Care after surgery is mandatory as the chances of recurrence of Syringomyelia are high.
- Regular spine examination.
- Periodic MRI scans to assess the surgery outcome.
- New syrinxes if formed need to be surgically removed.
Some Important Points:
- Shunt as a treatment option has its own risks. These include injury, blockage and infection of spinal cord or hemorrhage. Therefore, an extensive discussion with the surgeon about the pros and cons of this option is always advisable.
- Syringomyelia is not treated in the absence of symptoms.
- It may also be left untreated in individuals who do not show any progression of symptoms or in elderly people.
- Activities involving strain should be avoided by people suffering with this condition, whether treated or not.
Research on Syringomyelia:
The exact causes of this condition are not yet identified. But the scientific fraternity is exploring the mechanisms through which syrinxes are formed.

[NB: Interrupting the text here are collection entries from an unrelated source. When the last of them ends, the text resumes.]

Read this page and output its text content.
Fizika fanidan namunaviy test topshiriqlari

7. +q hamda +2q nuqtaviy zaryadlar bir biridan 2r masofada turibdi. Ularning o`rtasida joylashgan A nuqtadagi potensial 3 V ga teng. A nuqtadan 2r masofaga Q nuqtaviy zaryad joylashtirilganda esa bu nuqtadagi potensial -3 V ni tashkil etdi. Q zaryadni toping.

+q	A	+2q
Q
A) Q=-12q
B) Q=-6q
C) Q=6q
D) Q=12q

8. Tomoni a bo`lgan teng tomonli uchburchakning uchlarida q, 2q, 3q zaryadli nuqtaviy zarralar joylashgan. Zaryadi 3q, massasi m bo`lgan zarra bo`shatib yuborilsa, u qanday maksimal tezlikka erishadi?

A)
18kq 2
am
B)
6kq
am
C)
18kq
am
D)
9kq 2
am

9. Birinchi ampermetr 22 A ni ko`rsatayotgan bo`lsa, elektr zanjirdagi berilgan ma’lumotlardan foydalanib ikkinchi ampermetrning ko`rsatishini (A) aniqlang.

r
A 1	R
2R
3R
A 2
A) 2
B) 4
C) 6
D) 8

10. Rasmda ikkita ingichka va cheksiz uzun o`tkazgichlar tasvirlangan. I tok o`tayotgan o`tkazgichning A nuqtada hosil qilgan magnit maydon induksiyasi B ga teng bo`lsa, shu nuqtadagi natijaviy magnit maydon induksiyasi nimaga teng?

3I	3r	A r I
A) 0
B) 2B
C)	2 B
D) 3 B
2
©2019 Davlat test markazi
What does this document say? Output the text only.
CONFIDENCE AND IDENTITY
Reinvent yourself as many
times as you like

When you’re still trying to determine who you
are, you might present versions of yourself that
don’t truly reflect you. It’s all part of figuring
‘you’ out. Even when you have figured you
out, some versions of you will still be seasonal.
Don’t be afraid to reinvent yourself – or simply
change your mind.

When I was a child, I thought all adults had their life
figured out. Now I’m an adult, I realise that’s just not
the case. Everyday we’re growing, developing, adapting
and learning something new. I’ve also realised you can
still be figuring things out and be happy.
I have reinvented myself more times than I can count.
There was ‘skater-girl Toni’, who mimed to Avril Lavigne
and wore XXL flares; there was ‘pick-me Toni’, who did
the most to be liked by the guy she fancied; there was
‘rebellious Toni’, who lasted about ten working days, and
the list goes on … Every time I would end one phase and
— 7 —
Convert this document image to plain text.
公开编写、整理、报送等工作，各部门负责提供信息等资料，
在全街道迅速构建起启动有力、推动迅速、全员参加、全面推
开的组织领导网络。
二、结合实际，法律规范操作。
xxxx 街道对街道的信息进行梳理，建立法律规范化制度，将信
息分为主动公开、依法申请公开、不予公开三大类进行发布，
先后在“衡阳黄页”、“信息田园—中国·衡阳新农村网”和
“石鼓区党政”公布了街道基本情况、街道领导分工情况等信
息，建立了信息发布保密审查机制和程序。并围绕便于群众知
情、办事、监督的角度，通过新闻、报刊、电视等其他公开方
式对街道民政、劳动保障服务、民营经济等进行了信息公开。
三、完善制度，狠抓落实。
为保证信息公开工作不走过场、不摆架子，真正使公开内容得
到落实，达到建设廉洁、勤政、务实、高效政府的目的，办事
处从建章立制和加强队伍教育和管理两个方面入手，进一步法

- Some physicians have observed that syrinx fluid is forced downward abruptly during heartbeat.
- Clinical studies are being conducted to understand how pressure and flow of cerebrospinal fluid contribute to the progression of the condition.
- Researchers are also looking into the genetic factors related to Chiari I malformation. Clinical studies are being conducted on patients with this malformation who have a family history of syringomyelia to identify the gene and its location responsible for Chiari I malformation.
- Understanding birth defects, especially the abnormalities in the development of hind brain responsible for Syringomyelia are being studied.
Although the proverb “Prevention is better than cure” is true for many conditions, Syringomyelia is an exception for that as there is no prevention for it. The only thing one can do is to protect their spinal cord from traumatic injuries.